• U.S.

The New Pictures, Aug. 18, 1941

4 minute read
TIME

Ringside Maisie (Metro-Goldwyn-Mayer) is a slight opus about a prize fighter (Robert Sterling) who wants to get into a business that smells good (groceries) and a manager (George Murphy) who makes him fight until he goes blind. It would not be much of a picture without Maisie (Ann Sothern), the Brooklyn Bonfire with a heart as big as a whale. Maisie makes it go.

Whether she is jitterbugging with gangling Roy Lester (see cut), her “waltzing mouse,” or paying off an insistent suitor (“Listen, tall, dark and bad-mannered!”), Maisie The Taxi Dancer is delightful to look at. One part Jean Harlow, one part Mae West, she is an honest and fetching carbon copy of a type of U.S. female to be found at Coney Island on any hot summer Sunday.

Ringside Maisie is the fifth of M.G.M.’s Maisie series. The first (Maisie) was bought for Jean Harlow, shelved when she died. Miss Sothern got the part two years ago because she was inexpensive and because she looked to Producer J. Walter Ruben like what he was looking for. Result: a fiscal triumph for M.G.M., stardom for Ann Sothern.

Ann Sothern is a pretty, well-shaped, hardboiled, slangy blonde (peroxide) who has been around sufficiently to know who and what is strictly from Dixie. Born Harriette Lake in 1909 at Valley City, N.D., she was tapped for M.G.M. just 21 years later. Among her assets at that time were considerable talent at the piano, a well-developed lyric soprano, three years at the University of Washington, and a onetime concert-singing mother, Mrs. Annette Yde-Lake, a Hollywood voice teacher.

Closest Ann came to the screen at Metro was lending her voice to the sound track of a dog comedy. She posed for innumerable publicity stills (says she: “damnedest leg art you ever saw”), inadvertently landed a part in the chorus of the Broadway musical Smiles, played innumerable simpering glamor-girl parts for Columbia and RKO, in 1937 was out of work. Nice handling of a part as a dumb stenographer in Trade Winds, after a year’s separation from the cinema, brought her to the attention of Producer Ruben.

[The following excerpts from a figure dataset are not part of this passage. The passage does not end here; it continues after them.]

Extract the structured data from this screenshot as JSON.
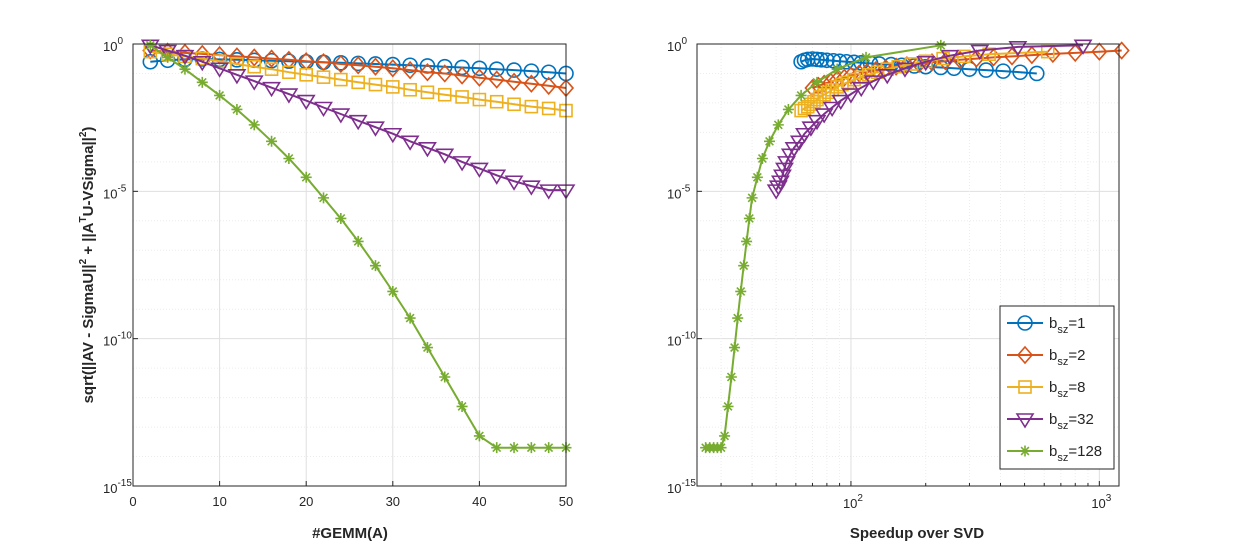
{
  "chart_data": [
    {
      "type": "line",
      "xlabel": "#GEMM(A)",
      "ylabel": "sqrt(||AV - SigmaU||^2 + ||A^T U-VSigma||^2)",
      "ylabel_parts": [
        "sqrt(||AV - SigmaU||",
        "2",
        " + ||A",
        "T",
        "U-VSigma||",
        "2",
        ")"
      ],
      "xlim": [
        0,
        50
      ],
      "ylim": [
        1e-15,
        1
      ],
      "yscale": "log",
      "grid": true,
      "x_ticks": [
        "0",
        "10",
        "20",
        "30",
        "40",
        "50"
      ],
      "y_ticks": [
        {
          "base": "10",
          "exp": "0"
        },
        {
          "base": "10",
          "exp": "-5"
        },
        {
          "base": "10",
          "exp": "-10"
        },
        {
          "base": "10",
          "exp": "-15"
        }
      ],
      "series": [
        {
          "name": "bsz=1",
          "x": [
            2,
            4,
            6,
            8,
            10,
            12,
            14,
            16,
            18,
            20,
            22,
            24,
            26,
            28,
            30,
            32,
            34,
            36,
            38,
            40,
            42,
            44,
            46,
            48,
            50
          ],
          "y": [
            0.25,
            0.28,
            0.3,
            0.31,
            0.3,
            0.29,
            0.28,
            0.27,
            0.26,
            0.25,
            0.24,
            0.23,
            0.22,
            0.21,
            0.2,
            0.19,
            0.18,
            0.17,
            0.16,
            0.15,
            0.14,
            0.13,
            0.12,
            0.11,
            0.1
          ]
        },
        {
          "name": "bsz=2",
          "x": [
            2,
            4,
            6,
            8,
            10,
            12,
            14,
            16,
            18,
            20,
            22,
            24,
            26,
            28,
            30,
            32,
            34,
            36,
            38,
            40,
            42,
            44,
            46,
            48,
            50
          ],
          "y": [
            0.6,
            0.55,
            0.5,
            0.46,
            0.42,
            0.38,
            0.35,
            0.32,
            0.29,
            0.26,
            0.24,
            0.21,
            0.19,
            0.17,
            0.15,
            0.13,
            0.11,
            0.1,
            0.085,
            0.072,
            0.062,
            0.052,
            0.045,
            0.038,
            0.032
          ]
        },
        {
          "name": "bsz=8",
          "x": [
            2,
            4,
            6,
            8,
            10,
            12,
            14,
            16,
            18,
            20,
            22,
            24,
            26,
            28,
            30,
            32,
            34,
            36,
            38,
            40,
            42,
            44,
            46,
            48,
            50
          ],
          "y": [
            0.55,
            0.45,
            0.38,
            0.32,
            0.26,
            0.21,
            0.17,
            0.14,
            0.11,
            0.09,
            0.075,
            0.062,
            0.05,
            0.042,
            0.035,
            0.028,
            0.023,
            0.019,
            0.016,
            0.013,
            0.011,
            0.009,
            0.0075,
            0.0065,
            0.0055
          ]
        },
        {
          "name": "bsz=32",
          "x": [
            2,
            4,
            6,
            8,
            10,
            12,
            14,
            16,
            18,
            20,
            22,
            24,
            26,
            28,
            30,
            32,
            34,
            36,
            38,
            40,
            42,
            44,
            46,
            48,
            50
          ],
          "y": [
            0.9,
            0.6,
            0.4,
            0.25,
            0.15,
            0.09,
            0.055,
            0.033,
            0.02,
            0.012,
            0.007,
            0.0042,
            0.0025,
            0.0015,
            0.0009,
            0.0005,
            0.0003,
            0.00018,
            0.0001,
            6e-05,
            3.5e-05,
            2.2e-05,
            1.5e-05,
            1.1e-05,
            1.1e-05
          ]
        },
        {
          "name": "bsz=128",
          "x": [
            2,
            4,
            6,
            8,
            10,
            12,
            14,
            16,
            18,
            20,
            22,
            24,
            26,
            28,
            30,
            32,
            34,
            36,
            38,
            40,
            42,
            44,
            46,
            48,
            50
          ],
          "y": [
            0.9,
            0.35,
            0.14,
            0.05,
            0.018,
            0.006,
            0.0018,
            0.0005,
            0.00013,
            3e-05,
            6e-06,
            1.2e-06,
            2e-07,
            3e-08,
            4e-09,
            5e-10,
            5e-11,
            5e-12,
            5e-13,
            5e-14,
            2e-14,
            2e-14,
            2e-14,
            2e-14,
            2e-14
          ]
        }
      ]
    },
    {
      "type": "line",
      "xlabel": "Speedup over SVD",
      "ylabel": "",
      "xlim": [
        24,
        1200
      ],
      "ylim": [
        1e-15,
        1
      ],
      "xscale": "log",
      "yscale": "log",
      "grid": true,
      "x_ticks": [
        {
          "base": "10",
          "exp": "2"
        },
        {
          "base": "10",
          "exp": "3"
        }
      ],
      "y_ticks": [
        {
          "base": "10",
          "exp": "0"
        },
        {
          "base": "10",
          "exp": "-5"
        },
        {
          "base": "10",
          "exp": "-10"
        },
        {
          "base": "10",
          "exp": "-15"
        }
      ],
      "legend_position": "bottom-right",
      "legend": [
        {
          "base": "b",
          "sub": "sz",
          "suffix": "=1"
        },
        {
          "base": "b",
          "sub": "sz",
          "suffix": "=2"
        },
        {
          "base": "b",
          "sub": "sz",
          "suffix": "=8"
        },
        {
          "base": "b",
          "sub": "sz",
          "suffix": "=32"
        },
        {
          "base": "b",
          "sub": "sz",
          "suffix": "=128"
        }
      ],
      "series": [
        {
          "name": "bsz=1",
          "x": [
            63,
            65,
            67,
            70,
            73,
            76,
            80,
            85,
            90,
            96,
            103,
            110,
            120,
            130,
            145,
            160,
            180,
            200,
            230,
            260,
            300,
            350,
            410,
            480,
            560
          ],
          "y": [
            0.25,
            0.28,
            0.3,
            0.31,
            0.3,
            0.29,
            0.28,
            0.27,
            0.26,
            0.25,
            0.24,
            0.23,
            0.22,
            0.21,
            0.2,
            0.19,
            0.18,
            0.17,
            0.16,
            0.15,
            0.14,
            0.13,
            0.12,
            0.11,
            0.1
          ]
        },
        {
          "name": "bsz=2",
          "x": [
            70,
            74,
            78,
            83,
            88,
            94,
            100,
            108,
            116,
            126,
            138,
            152,
            168,
            188,
            212,
            240,
            275,
            320,
            375,
            445,
            535,
            650,
            800,
            1000,
            1230
          ],
          "y": [
            0.032,
            0.038,
            0.045,
            0.052,
            0.062,
            0.072,
            0.085,
            0.1,
            0.11,
            0.13,
            0.15,
            0.17,
            0.19,
            0.21,
            0.24,
            0.26,
            0.29,
            0.32,
            0.35,
            0.38,
            0.42,
            0.46,
            0.5,
            0.55,
            0.6
          ]
        },
        {
          "name": "bsz=8",
          "x": [
            63,
            65,
            67,
            69,
            71,
            73,
            75,
            78,
            81,
            84,
            88,
            92,
            97,
            103,
            110,
            118,
            128,
            140,
            155,
            175,
            200,
            235,
            285,
            360,
            620
          ],
          "y": [
            0.0055,
            0.0065,
            0.0075,
            0.009,
            0.011,
            0.013,
            0.016,
            0.019,
            0.023,
            0.028,
            0.035,
            0.042,
            0.05,
            0.062,
            0.075,
            0.09,
            0.11,
            0.14,
            0.17,
            0.21,
            0.26,
            0.32,
            0.38,
            0.45,
            0.55
          ]
        },
        {
          "name": "bsz=32",
          "x": [
            50,
            51,
            52,
            53,
            54,
            55,
            57,
            59,
            62,
            65,
            69,
            73,
            78,
            84,
            91,
            100,
            110,
            123,
            140,
            165,
            200,
            250,
            330,
            470,
            860
          ],
          "y": [
            1.1e-05,
            1.5e-05,
            2.2e-05,
            3.5e-05,
            6e-05,
            0.0001,
            0.00018,
            0.0003,
            0.0005,
            0.0009,
            0.0015,
            0.0025,
            0.0042,
            0.007,
            0.012,
            0.02,
            0.033,
            0.055,
            0.09,
            0.15,
            0.25,
            0.4,
            0.6,
            0.8,
            0.9
          ]
        },
        {
          "name": "bsz=128",
          "x": [
            26,
            27,
            28,
            29,
            30,
            31,
            32,
            33,
            34,
            35,
            36,
            37,
            38,
            39,
            40,
            42,
            44,
            47,
            51,
            56,
            63,
            73,
            88,
            115,
            230
          ],
          "y": [
            2e-14,
            2e-14,
            2e-14,
            2e-14,
            2e-14,
            5e-14,
            5e-13,
            5e-12,
            5e-11,
            5e-10,
            4e-09,
            3e-08,
            2e-07,
            1.2e-06,
            6e-06,
            3e-05,
            0.00013,
            0.0005,
            0.0018,
            0.006,
            0.018,
            0.05,
            0.14,
            0.35,
            0.9
          ]
        }
      ]
    }
  ],
  "colors": {
    "bsz=1": "#0072BD",
    "bsz=2": "#D95319",
    "bsz=8": "#EDB120",
    "bsz=32": "#7E2F8E",
    "bsz=128": "#77AC30"
  },
  "markers": {
    "bsz=1": "circle",
    "bsz=2": "diamond",
    "bsz=8": "square",
    "bsz=32": "triangle-down",
    "bsz=128": "asterisk"
  }
}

Miss Sothern has an intuitive understanding of the adroitly dumb Maisie. But she is leary of becoming too closely identified with the character. Says she: “I love Maisie, but I’m damned if I want to be Maisie forever. . . . When people on the street holler at you, ‘Hi there, Maisie!’, you begin to wonder whether you’re Ann Sothern or just that nice bag Maisie.”

Even the U.S. Post Office knows who Maisie is. Fan letters addressed simply “Maisie, U.S.A.” go straight to the Sothern household—a two-story colonial house in Beverly Hills complete with husband (Band Leader Roger Pryor), whose legs, boasts Ann, are prettier than Dietrich’s.

Eupeptic Ann Sothern, who feels naked without earrings and calls most people “darling” because she is weak on names, will be given a chance to outgrow Maisie. Scheduled for fall release is an elaborate musical, Lady Be Good, in which she plays a lead. Ahead of her are two more, Panama Hattie and Du Barry Was a Lady; then a shot at Spencer Tracy in a picture not yet titled.

This horrendous schedule, with three more Maisies larded in, does not faze Miss Sothern. Says she: “For years I’ve been begging for a decent leading man in a solid picture. Always I’ve had to carry a small-time male lead. . . . Well, things are going to change. After Tracy I’m going to do Come and Get It with Clark Gable. Hot dog!”

Charley’s Aunt (20th Century-Fox) is one of the most successful trust funds ever written. Since its first performance in London in 1892, this unsinkable farce has earned some $25,000,000 in royalties for Author Brandon Thomas and his heirs. It has been translated into 18 languages (including Esperanto) and has been played oftener than any other drama except Hamlet, which had a three-century start.

So it is not extraordinary that Jack Benny, radio’s best-paid comic, should turn up in the role of Lord Fancourt Babberley, the young Oxonian who agrees to help one of his pals out of a sentimental dilemma by impersonating his aunt. Aunt Benny, the female impersonator, looks and acts exactly like Comic Benny, the cigar-chewing gagman. Without Benny, Charley’s Aunt would have been funnier; and vice versa.

It cost 2Oth Century-Fox $125,000 to lease Charley’s Aunt from the Thomas estate, and the transaction will undoubtedly be worth the money. Apparently anyone could play its leading role and get away with it. Now that Benny has turned the trick, Donald Duck may well be next.